Gustave Flaubert (French pronunciation: [ɡystav flobɛʁ]) (December 12, 1821 – May 8, 1880) was a French writer who is counted among the greatest Western novelists. He is known especially for his first published novel, Madame Bovary (1857), and for his scrupulous devotion to his art and style.
Early life and education
Flaubert was born on December 12, 1821, in Rouen, Seine-Maritime, in the Haute-Normandie region of France. He was the second son of Achille-Cléophas Flaubert (1784–1846), a surgeon, and Anne Justine Caroline (née Fleuriot) (1793–1872). He began writing at an early age, as early as eight according to some sources.
He was educated in his native city and did not leave it until 1840, when he went to Paris to study law. In Paris, he was an indifferent student and found the city distasteful. He made a few acquaintances, including Victor Hugo. Toward the close of 1840, he traveled in the Pyrenees and Corsica.

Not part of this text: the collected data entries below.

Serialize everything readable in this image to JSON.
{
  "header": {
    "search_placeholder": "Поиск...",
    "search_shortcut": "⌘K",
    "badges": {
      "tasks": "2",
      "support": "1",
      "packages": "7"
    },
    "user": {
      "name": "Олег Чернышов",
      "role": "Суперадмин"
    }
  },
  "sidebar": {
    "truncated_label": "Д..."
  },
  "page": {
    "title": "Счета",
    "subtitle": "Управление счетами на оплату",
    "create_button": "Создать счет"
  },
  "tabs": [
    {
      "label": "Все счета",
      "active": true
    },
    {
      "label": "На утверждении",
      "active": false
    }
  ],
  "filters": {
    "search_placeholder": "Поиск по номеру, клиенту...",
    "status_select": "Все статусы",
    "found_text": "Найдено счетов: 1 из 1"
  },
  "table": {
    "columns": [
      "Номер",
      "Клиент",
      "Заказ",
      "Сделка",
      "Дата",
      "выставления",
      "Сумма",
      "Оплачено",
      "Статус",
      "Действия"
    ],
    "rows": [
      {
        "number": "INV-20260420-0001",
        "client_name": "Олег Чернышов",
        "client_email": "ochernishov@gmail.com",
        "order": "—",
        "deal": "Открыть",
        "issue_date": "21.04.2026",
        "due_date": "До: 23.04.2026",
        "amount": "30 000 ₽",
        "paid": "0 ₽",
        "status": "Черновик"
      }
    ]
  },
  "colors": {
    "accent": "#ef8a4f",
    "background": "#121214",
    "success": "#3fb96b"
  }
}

In 1846, after an attack of epilepsy, he left Paris and abandoned the study of law.
From 1846 to 1854, Flaubert had a relationship with the poet Louise Colet; his letters to her survive. After leaving Paris, he returned to Croisset, near the Seine, close to Rouen, and lived with his mother in their home for the rest of his life. He made ith occasional visits to Paris and England, where he apparently had a mistress. Flaubert never married. According to his biographer Émile Faguet, his affair with Louise Colet was his only serious romantic relationship. He sometimes visited prostitutes. Eventually, the end of his affair with Colet led Flaubert to lose interest in romance and seek platonic companionship, particularly with other writers.